Volgens Schellekens lopen veel organisaties tegen vergelijkbare vragen aan. Hoe maak je mogelijke bias inzichtelijk, zonder onzorgvuldig om te gaan met gevoelige persoonsgegevens? Precies daar ziet de Adviesfunctie Verantwoord Datagebruik een gezamenlijke opgave voor overheden.
Beeld: © Bart Schellekens
De controle op de uitwonendenbeurs bij DUO maakte de gevolgen pijnlijk zichtbaar. Studenten met een niet-Europese migratieachtergrond kwamen twee keer zo vaak voor in de voorselectie van het algoritme. Een voorbeeld van vooringenomenheid in de data is dat vaker gecontroleerd werd bij studenten die dicht bij hun ouders woonden, terwijl kinderen van Turks-Nederlandse en Marokkaans-Nederlandse ouders gemiddeld dichter bij hun ouders wonen dan kinderen zonder migratieachtergrond. Daardoor hadden zij een grotere kans op controle.
Niet ieder verschil in uitkomsten betekent dat er automatisch sprake is van discriminatie. Juist daarom is het zo belangrijk om mogelijk onderscheid zichtbaar te maken.

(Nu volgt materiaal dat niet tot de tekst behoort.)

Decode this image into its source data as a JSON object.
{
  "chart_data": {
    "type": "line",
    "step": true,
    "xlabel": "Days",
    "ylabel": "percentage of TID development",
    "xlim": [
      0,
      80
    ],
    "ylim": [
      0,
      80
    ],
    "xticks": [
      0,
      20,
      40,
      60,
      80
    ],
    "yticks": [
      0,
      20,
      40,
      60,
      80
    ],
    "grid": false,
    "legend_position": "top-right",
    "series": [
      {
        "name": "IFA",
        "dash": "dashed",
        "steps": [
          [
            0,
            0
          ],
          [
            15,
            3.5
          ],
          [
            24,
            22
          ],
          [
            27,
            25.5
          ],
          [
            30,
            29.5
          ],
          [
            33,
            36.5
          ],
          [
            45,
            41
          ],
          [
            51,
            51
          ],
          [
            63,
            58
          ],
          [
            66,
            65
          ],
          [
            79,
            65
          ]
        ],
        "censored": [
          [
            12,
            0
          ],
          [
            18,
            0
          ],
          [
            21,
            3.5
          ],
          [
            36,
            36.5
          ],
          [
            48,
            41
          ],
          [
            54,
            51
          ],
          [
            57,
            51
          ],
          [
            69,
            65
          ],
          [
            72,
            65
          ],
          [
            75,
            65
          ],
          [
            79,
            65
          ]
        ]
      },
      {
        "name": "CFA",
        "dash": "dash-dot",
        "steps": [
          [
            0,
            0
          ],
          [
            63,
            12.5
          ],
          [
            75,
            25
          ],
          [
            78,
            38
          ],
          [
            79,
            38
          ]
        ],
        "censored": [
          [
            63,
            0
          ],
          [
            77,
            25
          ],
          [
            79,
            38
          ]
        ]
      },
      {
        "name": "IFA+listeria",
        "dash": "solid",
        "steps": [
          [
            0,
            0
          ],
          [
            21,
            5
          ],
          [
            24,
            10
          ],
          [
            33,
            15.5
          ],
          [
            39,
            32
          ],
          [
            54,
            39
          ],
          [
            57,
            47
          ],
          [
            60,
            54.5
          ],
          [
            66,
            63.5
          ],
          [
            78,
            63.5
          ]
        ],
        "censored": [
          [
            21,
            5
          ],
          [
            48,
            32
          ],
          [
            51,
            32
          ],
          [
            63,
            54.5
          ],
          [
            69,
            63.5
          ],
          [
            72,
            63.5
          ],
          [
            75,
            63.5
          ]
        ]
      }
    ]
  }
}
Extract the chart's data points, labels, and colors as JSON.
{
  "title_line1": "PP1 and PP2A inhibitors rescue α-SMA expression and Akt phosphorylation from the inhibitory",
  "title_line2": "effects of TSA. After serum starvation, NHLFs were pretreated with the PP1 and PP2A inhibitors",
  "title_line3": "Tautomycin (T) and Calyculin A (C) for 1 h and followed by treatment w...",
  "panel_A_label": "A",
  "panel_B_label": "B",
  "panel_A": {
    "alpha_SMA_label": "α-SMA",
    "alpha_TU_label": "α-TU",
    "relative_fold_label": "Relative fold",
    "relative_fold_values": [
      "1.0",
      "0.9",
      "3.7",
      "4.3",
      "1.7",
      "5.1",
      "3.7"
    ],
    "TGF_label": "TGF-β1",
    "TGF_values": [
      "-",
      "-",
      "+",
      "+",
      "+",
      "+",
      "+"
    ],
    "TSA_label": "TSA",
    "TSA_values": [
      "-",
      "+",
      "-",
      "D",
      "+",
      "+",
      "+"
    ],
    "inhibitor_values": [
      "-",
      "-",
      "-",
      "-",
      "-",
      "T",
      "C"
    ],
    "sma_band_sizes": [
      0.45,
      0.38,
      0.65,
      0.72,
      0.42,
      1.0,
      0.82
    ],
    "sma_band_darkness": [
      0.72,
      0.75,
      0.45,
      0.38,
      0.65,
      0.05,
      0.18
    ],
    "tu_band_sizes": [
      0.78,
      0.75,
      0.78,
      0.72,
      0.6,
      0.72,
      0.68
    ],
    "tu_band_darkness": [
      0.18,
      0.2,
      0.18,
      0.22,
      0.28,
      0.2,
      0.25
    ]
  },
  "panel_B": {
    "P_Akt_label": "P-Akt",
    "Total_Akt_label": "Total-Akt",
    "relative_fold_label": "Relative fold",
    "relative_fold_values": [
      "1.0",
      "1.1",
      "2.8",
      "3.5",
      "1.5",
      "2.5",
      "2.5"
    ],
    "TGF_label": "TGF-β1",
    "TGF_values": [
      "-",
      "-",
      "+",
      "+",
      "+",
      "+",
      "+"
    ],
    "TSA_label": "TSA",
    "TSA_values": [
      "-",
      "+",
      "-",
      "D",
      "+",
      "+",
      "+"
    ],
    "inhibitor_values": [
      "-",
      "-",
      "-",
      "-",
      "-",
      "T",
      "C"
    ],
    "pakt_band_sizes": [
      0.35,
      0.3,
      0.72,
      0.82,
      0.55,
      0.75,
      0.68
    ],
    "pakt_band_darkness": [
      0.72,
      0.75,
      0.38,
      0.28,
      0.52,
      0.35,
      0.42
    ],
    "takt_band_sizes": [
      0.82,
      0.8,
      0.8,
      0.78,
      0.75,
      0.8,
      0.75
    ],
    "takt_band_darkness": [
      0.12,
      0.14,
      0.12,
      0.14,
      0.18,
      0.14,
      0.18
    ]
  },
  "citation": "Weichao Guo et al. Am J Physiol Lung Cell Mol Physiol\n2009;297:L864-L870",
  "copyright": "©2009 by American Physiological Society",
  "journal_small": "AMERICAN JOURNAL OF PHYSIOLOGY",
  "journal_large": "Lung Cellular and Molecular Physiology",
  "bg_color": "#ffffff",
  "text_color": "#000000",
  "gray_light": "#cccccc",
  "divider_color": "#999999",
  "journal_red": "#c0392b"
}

Zodat men kan beoordelen of dat onderscheid uitlegbaar en rechtmatig is.
Twee waarden vragen om balans
Biastoetsing is niet alleen een juridisch vraagstuk, zegt Schellekens. Het is ook een ethische afweging. Tijdens een datadialoog van de IBDS in november 2025 bespraken overheden, maatschappelijke organisaties en een burgerpanel hoever je kunt gaan in het gebruik van gevoelige persoonsgegevens om algoritmes te toetsen op discriminatie. Die verschillende perspectieven zijn nodig, volgens Schellekens. “Juist door die gesprekken krijg je scherper in beeld wat wel en niet verantwoord is.”

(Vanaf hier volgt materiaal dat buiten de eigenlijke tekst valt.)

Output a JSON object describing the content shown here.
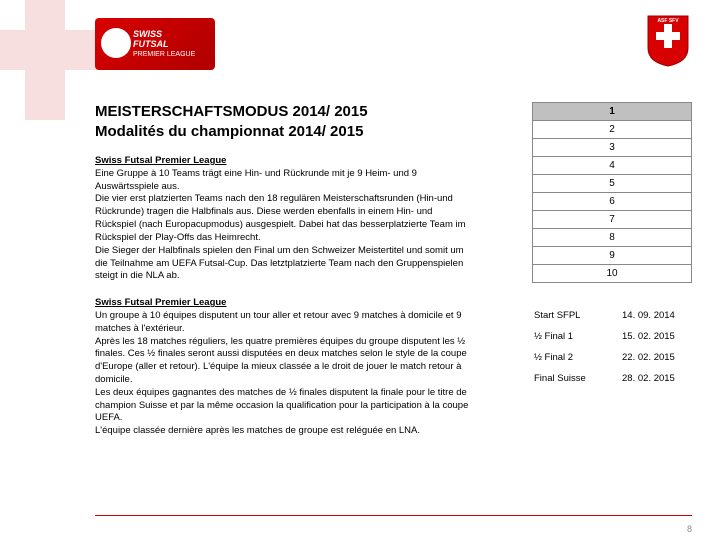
{
  "logo": {
    "line1": "SWISS",
    "line2": "FUTSAL",
    "sub": "PREMIER LEAGUE"
  },
  "title": {
    "de": "MEISTERSCHAFTSMODUS 2014/ 2015",
    "fr": "Modalités du championnat 2014/ 2015"
  },
  "section_de": {
    "heading": "Swiss Futsal Premier League",
    "p1": "Eine Gruppe à 10 Teams trägt eine Hin- und Rückrunde mit je 9 Heim- und 9 Auswärtsspiele aus.",
    "p2": "Die vier erst platzierten Teams nach den 18 regulären Meisterschaftsrunden (Hin-und Rückrunde) tragen die Halbfinals aus. Diese werden ebenfalls in einem Hin- und Rückspiel (nach Europacupmodus) ausgespielt. Dabei hat das besserplatzierte Team im Rückspiel der Play-Offs das Heimrecht.",
    "p3": "Die Sieger der Halbfinals spielen den Final um den Schweizer Meistertitel und somit um die Teilnahme am UEFA Futsal-Cup. Das letztplatzierte Team nach den Gruppenspielen steigt in die NLA ab."
  },
  "section_fr": {
    "heading": "Swiss Futsal Premier League",
    "p1": "Un groupe à 10 équipes disputent un tour aller et retour avec 9 matches à domicile et  9 matches à l'extérieur.",
    "p2": "Après les 18 matches réguliers, les quatre premières équipes du groupe disputent les ½ finales. Ces ½ finales seront aussi disputées en deux matches selon le style de la coupe d'Europe (aller et retour). L'équipe la mieux classée a le droit de jouer le match retour à domicile.",
    "p3": "Les deux équipes gagnantes des matches de ½ finales disputent la finale pour le titre de champion Suisse et par la même occasion la qualification pour la participation à la coupe UEFA.",
    "p4": "L'équipe classée dernière après les matches de groupe est reléguée en LNA."
  },
  "ranking": {
    "rows": [
      "1",
      "2",
      "3",
      "4",
      "5",
      "6",
      "7",
      "8",
      "9",
      "10"
    ],
    "active_index": 0
  },
  "dates": {
    "rows": [
      {
        "label": "Start SFPL",
        "value": "14. 09. 2014"
      },
      {
        "label": "½ Final 1",
        "value": "15. 02. 2015"
      },
      {
        "label": "½ Final 2",
        "value": "22. 02. 2015"
      },
      {
        "label": "Final Suisse",
        "value": "28. 02. 2015"
      }
    ]
  },
  "page_number": "8",
  "colors": {
    "brand_red": "#cc0000",
    "active_bg": "#c0c0c0",
    "border": "#888888"
  }
}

Tegelijk is de opgave helder: als overheden algoritmes gebruiken, moeten ze kunnen aantonen dat die niet discrimineren. Daarvoor heb je een verantwoorde inzet van data nodig. Dat is precies het doel van deze aanpak.
Andere aanpak: samen optrekken vanaf het begin
De aanpak rond biastoetsing wijkt af van de gebruikelijke werkwijze. Waar organisaties normaal met een concrete vraag aankloppen bij de Adviesfunctie, neemt de Adviesfunctie nu zelf het initiatief. Schellekens: “We zijn actief naar organisaties toegegaan met de vraag: willen jullie als use case-eigenaar meedoen?”

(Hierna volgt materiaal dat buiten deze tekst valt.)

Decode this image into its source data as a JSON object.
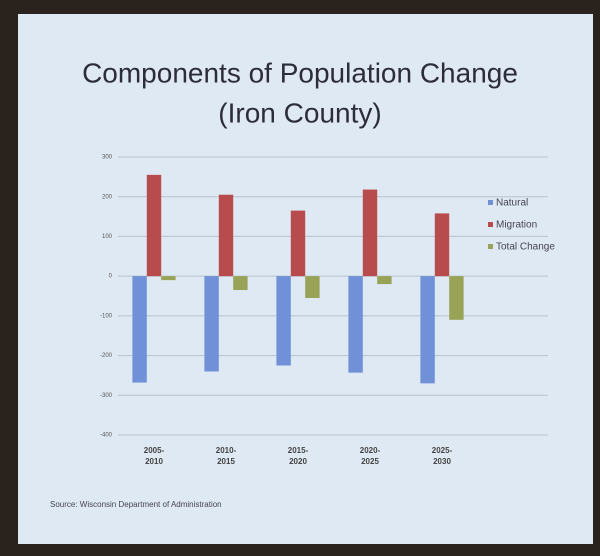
{
  "chart_data": {
    "type": "bar",
    "title": "Components of Population Change",
    "subtitle": "(Iron County)",
    "categories": [
      "2005-2010",
      "2010-2015",
      "2015-2020",
      "2020-2025",
      "2025-2030"
    ],
    "series": [
      {
        "name": "Natural",
        "color": "#7090d8",
        "values": [
          -268,
          -240,
          -225,
          -243,
          -270
        ]
      },
      {
        "name": "Migration",
        "color": "#b84b4b",
        "values": [
          255,
          205,
          165,
          218,
          158
        ]
      },
      {
        "name": "Total Change",
        "color": "#98a357",
        "values": [
          -10,
          -35,
          -55,
          -20,
          -110
        ]
      }
    ],
    "ylim": [
      -400,
      300
    ],
    "yticks": [
      -400,
      -300,
      -200,
      -100,
      0,
      100,
      200,
      300
    ],
    "grid": true,
    "legend": "right",
    "source": "Source: Wisconsin Department of Administration"
  }
}
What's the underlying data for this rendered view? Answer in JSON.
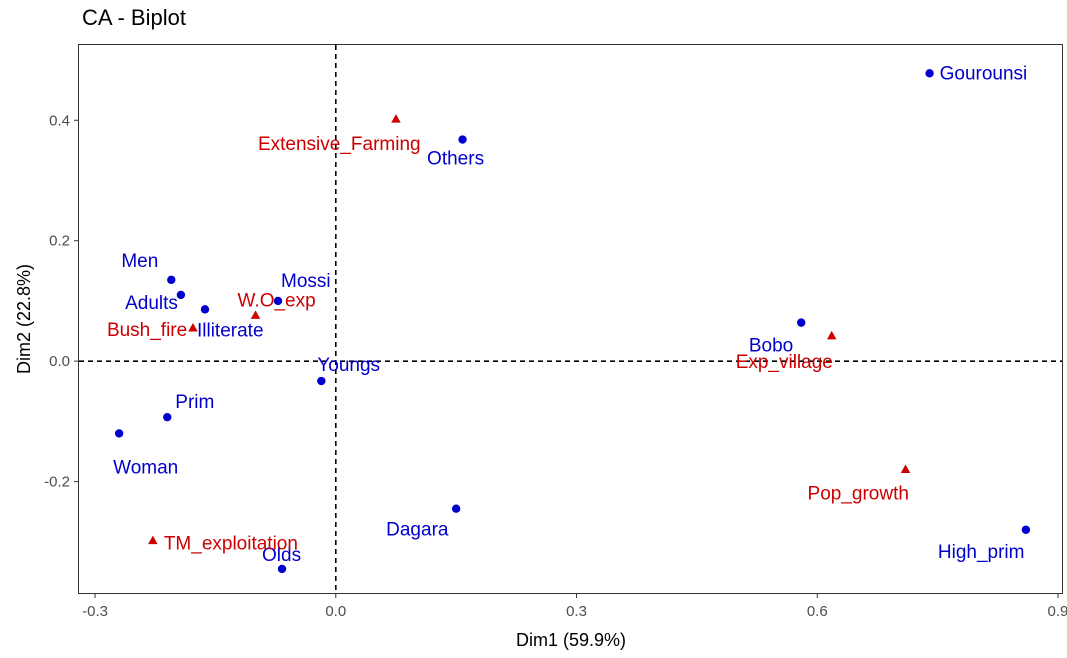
{
  "chart_data": {
    "type": "scatter",
    "title": "CA - Biplot",
    "xlabel": "Dim1 (59.9%)",
    "ylabel": "Dim2 (22.8%)",
    "xlim": [
      -0.32,
      0.905
    ],
    "ylim": [
      -0.385,
      0.525
    ],
    "xticks": [
      -0.3,
      0.0,
      0.3,
      0.6,
      0.9
    ],
    "xtick_labels": [
      "-0.3",
      "0.0",
      "0.3",
      "0.6",
      "0.9"
    ],
    "yticks": [
      -0.2,
      0.0,
      0.2,
      0.4
    ],
    "ytick_labels": [
      "-0.2",
      "0.0",
      "0.2",
      "0.4"
    ],
    "grid": false,
    "reference_lines": {
      "x": 0.0,
      "y": 0.0,
      "style": "dashed"
    },
    "series": [
      {
        "marker": "circle",
        "color": "#0000cc",
        "points": [
          {
            "label": "Gourounsi",
            "x": 0.74,
            "y": 0.478
          },
          {
            "label": "Others",
            "x": 0.158,
            "y": 0.368
          },
          {
            "label": "Men",
            "x": -0.205,
            "y": 0.135
          },
          {
            "label": "Mossi",
            "x": -0.072,
            "y": 0.1
          },
          {
            "label": "Adults",
            "x": -0.193,
            "y": 0.11
          },
          {
            "label": "Illiterate",
            "x": -0.163,
            "y": 0.086
          },
          {
            "label": "Bobo",
            "x": 0.58,
            "y": 0.064
          },
          {
            "label": "Youngs",
            "x": -0.018,
            "y": -0.033
          },
          {
            "label": "Prim",
            "x": -0.21,
            "y": -0.093
          },
          {
            "label": "Woman",
            "x": -0.27,
            "y": -0.12
          },
          {
            "label": "Dagara",
            "x": 0.15,
            "y": -0.245
          },
          {
            "label": "High_prim",
            "x": 0.86,
            "y": -0.28
          },
          {
            "label": "Olds",
            "x": -0.067,
            "y": -0.345
          }
        ]
      },
      {
        "marker": "triangle",
        "color": "#cc0000",
        "points": [
          {
            "label": "Extensive_Farming",
            "x": 0.075,
            "y": 0.402
          },
          {
            "label": "W.O_exp",
            "x": -0.1,
            "y": 0.076
          },
          {
            "label": "Bush_fire",
            "x": -0.178,
            "y": 0.055
          },
          {
            "label": "Exp_village",
            "x": 0.618,
            "y": 0.042
          },
          {
            "label": "Pop_growth",
            "x": 0.71,
            "y": -0.18
          },
          {
            "label": "TM_exploitation",
            "x": -0.228,
            "y": -0.298
          }
        ]
      }
    ]
  }
}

Die benadering levert waardevolle gesprekken op. Verschillende overheidsorganisaties denken mee over de aanpak en de randvoorwaarden. Dat is ook nodig, want het onderwerp vraagt om zorgvuldigheid. Biastoetsing raakt aan gevoelige vragen over algoritmes en discriminatie. Juist daarom is het belangrijk om dit gezamenlijk en gecontroleerd op te pakken. “Als je algoritmes gebruikt, moet je ook kunnen laten zien dat ze niet onbedoeld discrimineren,” aldus Schellekens. “Dan kun je dit onderwerp niet vermijden, maar moet je het juist goed organiseren.”
Van experiment naar uitvoerbare aanpak
Het Centraal Planbureau (CPB) ontwikkelde de Selectiviteitsscan, een methode waarmee organisaties hun algoritme kunnen toetsen op indirect onderscheid, zonder zelf toegang te krijgen tot gevoelige persoonsgegevens. Schellekens is positief over de methode, maar plaatst ook een kanttekening. “Technisch is er al veel mogelijk. Tegelijk vraagt de stap naar opschaling en uniforme toepassing in de praktijk nog om verdere uitwerking.”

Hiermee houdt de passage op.